Imágenes: Delfina Freggiaro

 

Te esperaba hacía un par de minutos y como no venías me metí en el kiosco a comprar cigarrillos. Cuando salí vi a una chica de vestido rojo. Flaca y de pelo negro. Como vos, pero vos no eras. Porque me hizo sacudir ese vestido en ese cuerpo lejano, y a vos ya te conocía con mil vestidos —simples y bonitos, por cierto— y éramos casi amigos y casi desconocidos y tu imagen lejos estaba de darme electricidad.

Andaba por la calle todos los días, todo el día, atento como siempre pero un poco apagado. Las charlas con desconocidos y las charlas ajenas en las que lograba meter la oreja,esas palabras que le daban a la ciudad una hondura de sentido —lo que en años de vagancia y profunda admiración ciudadana había construido—, se me evaporaban porque me estaba empezando a aburrir de mí mismo. No solo tenía una fórmula segura para escribir, efectiva pero ya dada —pensaba mientras miraba a la mujer de vestido rojo—, sino que tenía hasta una forma para mirar la ciudad. Las calles me habían llamado y había logrado acceder a su misterio y su gracia; había visto y escuchado y con eso armé mil historias que fueron escritas y me trajeron dicha.¿Cómo iba a escribir ahora algo que sea Cierto si ya nada de lo que pasaba a mi alrededor me convocaba realmente?

Encendí el cigarrillo y aspiré. Me impactó la chica de vestido rojo que estaba de espalda y me alegré de que no fueras vos. Porque era parecida a vos y si hubieras sido vos, la verdad, era un problema. La imagen me hizo doler alegremente. Me sentí convocado y en apuros —la alegría siempre me hace sentir en apuros—, bajé la cabeza y me senté en el cordón de la vereda. No había ningún lugar específico donde ir, es decir que se podía ir a cualquier lugar. Estaba en la esquina de Rondeau y Washington y vinieron a mí las mil vueltas que había dado por la Zona Norte, en ese mismo barrio y en esa misma calle.

En la Zona Norte siempre había cielo y había silencio, como para que uno pudiera sentirse lejos y mirar por dentro. En la Zona Norte habían pateado y bailado sus aventuras mis ídolos de la infancia y juventud. Pistoleros, drogones y trabajadores metalúrgicos tiernos y generosos.
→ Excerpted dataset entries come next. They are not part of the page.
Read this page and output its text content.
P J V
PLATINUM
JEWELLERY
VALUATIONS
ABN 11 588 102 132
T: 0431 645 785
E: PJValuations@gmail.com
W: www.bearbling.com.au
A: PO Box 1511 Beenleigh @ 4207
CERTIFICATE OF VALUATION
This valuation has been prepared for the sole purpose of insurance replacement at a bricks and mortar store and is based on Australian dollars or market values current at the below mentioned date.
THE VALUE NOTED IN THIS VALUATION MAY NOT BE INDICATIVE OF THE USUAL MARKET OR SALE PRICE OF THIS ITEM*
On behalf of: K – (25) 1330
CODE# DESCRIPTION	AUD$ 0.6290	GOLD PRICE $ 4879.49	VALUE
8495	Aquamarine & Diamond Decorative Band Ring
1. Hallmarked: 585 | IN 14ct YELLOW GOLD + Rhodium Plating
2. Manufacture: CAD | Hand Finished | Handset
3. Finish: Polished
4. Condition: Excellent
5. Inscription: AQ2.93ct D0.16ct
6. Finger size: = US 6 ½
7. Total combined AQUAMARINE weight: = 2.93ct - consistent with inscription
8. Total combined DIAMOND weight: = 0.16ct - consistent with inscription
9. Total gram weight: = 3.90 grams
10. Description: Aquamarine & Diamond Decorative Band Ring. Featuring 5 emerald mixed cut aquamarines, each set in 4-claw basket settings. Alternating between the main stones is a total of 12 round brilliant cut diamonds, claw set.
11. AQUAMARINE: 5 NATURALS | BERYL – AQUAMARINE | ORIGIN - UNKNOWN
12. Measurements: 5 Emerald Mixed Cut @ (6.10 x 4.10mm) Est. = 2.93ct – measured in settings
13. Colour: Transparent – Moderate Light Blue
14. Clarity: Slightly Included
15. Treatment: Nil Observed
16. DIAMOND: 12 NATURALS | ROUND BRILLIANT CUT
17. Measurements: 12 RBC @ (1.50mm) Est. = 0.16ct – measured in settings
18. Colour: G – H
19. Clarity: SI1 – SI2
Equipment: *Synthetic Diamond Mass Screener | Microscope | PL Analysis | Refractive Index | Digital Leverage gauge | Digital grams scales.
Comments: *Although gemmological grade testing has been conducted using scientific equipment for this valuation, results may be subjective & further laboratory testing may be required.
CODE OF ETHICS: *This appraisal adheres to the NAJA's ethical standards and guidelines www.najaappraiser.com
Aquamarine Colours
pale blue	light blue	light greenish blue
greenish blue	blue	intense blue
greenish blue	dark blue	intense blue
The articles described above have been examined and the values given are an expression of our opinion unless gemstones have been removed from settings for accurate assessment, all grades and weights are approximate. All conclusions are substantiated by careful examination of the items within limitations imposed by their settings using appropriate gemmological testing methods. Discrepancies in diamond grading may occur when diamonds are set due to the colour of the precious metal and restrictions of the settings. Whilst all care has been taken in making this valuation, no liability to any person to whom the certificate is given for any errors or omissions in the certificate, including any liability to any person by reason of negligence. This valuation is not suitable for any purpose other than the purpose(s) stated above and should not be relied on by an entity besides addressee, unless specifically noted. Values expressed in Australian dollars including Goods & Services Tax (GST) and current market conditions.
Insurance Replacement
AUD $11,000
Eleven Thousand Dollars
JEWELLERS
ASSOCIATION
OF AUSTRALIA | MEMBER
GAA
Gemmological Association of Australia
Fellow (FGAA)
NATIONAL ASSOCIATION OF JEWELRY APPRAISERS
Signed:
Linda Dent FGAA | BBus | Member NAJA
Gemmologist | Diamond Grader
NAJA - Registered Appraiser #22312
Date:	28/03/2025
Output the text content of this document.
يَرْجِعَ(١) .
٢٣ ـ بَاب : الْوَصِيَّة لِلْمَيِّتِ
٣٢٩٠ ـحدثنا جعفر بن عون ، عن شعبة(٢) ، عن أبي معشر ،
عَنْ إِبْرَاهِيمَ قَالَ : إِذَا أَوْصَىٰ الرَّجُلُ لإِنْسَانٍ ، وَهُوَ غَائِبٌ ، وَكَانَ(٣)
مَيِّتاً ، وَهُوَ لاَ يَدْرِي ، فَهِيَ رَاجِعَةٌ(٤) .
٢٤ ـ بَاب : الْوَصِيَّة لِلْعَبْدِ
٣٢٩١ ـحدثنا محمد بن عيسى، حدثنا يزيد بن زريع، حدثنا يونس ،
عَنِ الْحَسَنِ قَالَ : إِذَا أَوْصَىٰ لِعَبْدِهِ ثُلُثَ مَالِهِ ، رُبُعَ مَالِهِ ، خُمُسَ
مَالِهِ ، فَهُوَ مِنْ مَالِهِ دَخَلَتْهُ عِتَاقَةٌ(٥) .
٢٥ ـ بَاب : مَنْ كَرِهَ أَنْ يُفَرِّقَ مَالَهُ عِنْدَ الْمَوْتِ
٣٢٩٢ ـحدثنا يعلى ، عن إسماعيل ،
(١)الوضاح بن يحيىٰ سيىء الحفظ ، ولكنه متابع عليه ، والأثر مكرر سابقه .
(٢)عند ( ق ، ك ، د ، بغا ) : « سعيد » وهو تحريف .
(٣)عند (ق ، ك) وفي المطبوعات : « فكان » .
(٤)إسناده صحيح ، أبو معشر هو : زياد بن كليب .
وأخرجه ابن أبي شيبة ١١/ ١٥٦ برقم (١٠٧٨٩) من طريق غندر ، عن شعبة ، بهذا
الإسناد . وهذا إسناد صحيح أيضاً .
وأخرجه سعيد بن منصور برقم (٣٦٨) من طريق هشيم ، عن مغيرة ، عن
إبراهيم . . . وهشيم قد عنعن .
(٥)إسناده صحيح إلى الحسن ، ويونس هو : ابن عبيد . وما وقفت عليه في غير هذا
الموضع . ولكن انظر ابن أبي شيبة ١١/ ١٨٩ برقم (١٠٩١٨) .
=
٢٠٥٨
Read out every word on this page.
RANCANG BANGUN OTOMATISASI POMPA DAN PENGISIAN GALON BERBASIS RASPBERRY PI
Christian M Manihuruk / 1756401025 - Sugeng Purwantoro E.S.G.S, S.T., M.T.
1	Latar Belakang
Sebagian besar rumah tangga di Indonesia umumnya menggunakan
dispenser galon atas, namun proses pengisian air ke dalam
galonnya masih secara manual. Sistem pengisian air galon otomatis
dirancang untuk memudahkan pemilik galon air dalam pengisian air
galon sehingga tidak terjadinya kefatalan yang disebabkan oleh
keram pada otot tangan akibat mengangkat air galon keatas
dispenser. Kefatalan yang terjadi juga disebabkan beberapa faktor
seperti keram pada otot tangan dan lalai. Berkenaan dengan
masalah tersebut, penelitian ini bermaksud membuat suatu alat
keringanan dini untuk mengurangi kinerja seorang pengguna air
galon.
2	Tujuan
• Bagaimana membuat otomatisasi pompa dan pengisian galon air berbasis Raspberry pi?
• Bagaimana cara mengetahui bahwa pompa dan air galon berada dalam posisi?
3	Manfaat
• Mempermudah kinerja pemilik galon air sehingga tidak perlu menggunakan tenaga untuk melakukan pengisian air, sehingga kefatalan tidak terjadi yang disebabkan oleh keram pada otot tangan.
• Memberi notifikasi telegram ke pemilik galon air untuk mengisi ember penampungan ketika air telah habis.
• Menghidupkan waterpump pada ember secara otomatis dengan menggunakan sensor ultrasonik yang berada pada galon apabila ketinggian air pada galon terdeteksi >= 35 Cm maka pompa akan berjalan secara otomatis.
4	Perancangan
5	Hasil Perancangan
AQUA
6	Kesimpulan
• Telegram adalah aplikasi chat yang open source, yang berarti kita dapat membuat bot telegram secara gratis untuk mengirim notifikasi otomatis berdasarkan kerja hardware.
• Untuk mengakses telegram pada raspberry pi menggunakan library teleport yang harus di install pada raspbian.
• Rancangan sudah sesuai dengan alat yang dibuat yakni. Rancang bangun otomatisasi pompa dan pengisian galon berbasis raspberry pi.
Toda la historia de mi padre y su familia tenía ahí su raíz.

¿Por qué no cerraba la revista que ya tenía casi una década de aventuras y me iba a vivir a la Zona Norte? ¿Por qué no conseguía un trabajo por la Zona Norte? ¿Por qué no abandonaba el centro y su locura?

Vos no venías y, aunque soy un ansioso y un inquieto, me empecé a relajar. Recordé un edificio en el que todos querían vivir apenas se inauguró —1970, uno de los primeros de la avenida Alberdi— y que después de una inundación, a fines de los ochenta, se llenó de ratas por varias semanas. Las familias de Zona Nortelo señalaron por eso y desde entonces nunca volvió a tener su gracia original.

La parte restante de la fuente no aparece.